Most of the Moua kids live at home and none make an official salary (or hourly, for that matter), but Tou says he’s always been able to ask his parents for whatever he needs, and the family shares an understanding that they all work together to make the business succeed. On Fridays — the family’s longest day — they start work around 6 am and spend as many as 12 hours harvesting and packing their truck for Saturdays, the bigger of their two sales days. “Growing up,” he says, “we always worked at the farm, so we never had a Friday night out.”
But when Tou talks about his family, he never sounds like he’s complaining. And, if pressed to identify the biggest challenges he faces, it becomes clear that he’s grown up hearing about a type of hardship that is far more difficult than farm work.
“We weren’t spoiled but it wasn’t ever really hard for us.
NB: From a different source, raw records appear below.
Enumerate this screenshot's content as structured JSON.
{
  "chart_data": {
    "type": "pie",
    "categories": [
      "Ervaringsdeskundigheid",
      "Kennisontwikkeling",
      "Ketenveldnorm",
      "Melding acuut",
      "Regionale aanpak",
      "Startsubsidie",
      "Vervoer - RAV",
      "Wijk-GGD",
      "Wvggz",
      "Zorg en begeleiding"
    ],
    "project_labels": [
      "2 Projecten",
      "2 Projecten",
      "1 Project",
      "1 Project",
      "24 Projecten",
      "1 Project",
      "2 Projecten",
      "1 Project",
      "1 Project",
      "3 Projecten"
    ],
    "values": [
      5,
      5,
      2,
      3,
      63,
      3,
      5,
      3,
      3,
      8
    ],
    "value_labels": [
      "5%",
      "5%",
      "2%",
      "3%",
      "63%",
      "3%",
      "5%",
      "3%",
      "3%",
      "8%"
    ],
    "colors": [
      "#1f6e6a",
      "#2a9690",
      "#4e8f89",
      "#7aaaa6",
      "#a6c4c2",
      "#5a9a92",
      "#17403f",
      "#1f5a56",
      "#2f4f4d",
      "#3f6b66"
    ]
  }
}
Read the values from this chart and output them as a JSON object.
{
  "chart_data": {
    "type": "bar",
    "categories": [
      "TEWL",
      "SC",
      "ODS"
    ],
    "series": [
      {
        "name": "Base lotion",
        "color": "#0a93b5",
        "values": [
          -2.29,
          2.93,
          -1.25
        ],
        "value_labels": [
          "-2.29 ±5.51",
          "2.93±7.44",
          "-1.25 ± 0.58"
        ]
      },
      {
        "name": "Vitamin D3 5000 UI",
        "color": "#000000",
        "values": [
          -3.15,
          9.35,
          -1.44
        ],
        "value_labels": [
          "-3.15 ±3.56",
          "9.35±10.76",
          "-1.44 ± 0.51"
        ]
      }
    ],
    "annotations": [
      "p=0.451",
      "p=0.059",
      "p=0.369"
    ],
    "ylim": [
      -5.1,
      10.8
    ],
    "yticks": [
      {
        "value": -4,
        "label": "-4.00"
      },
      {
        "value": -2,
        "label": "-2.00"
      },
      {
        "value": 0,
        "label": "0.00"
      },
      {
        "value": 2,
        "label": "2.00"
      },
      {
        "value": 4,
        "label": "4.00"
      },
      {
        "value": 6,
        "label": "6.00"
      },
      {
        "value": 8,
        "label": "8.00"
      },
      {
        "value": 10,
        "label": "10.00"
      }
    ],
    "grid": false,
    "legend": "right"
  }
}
When my parents were growing up, they never had much. My dad had to leave his parents in Laos and my parents took off into the jungle and went to Thailand around 1980,” he says. “We hear a lot of stories; my dad’s younger brother passed away right in his arms, and my mom is hard of hearing on the left side because she was too close to a plane that crashed during the war.”
This innate understanding of what their parents endured has made the Moua children especially hard workers. And, when it comes to succeeding at school and sports, they’re a competitive bunch. “Except,” says Tou, “when we’re farming, everybody’s at the same level; everybody knows their part.”
Pictured at top: Tou Moua. Pictured at bottom: Kong Moua (28), Tou Moua (25), and John Moua (16).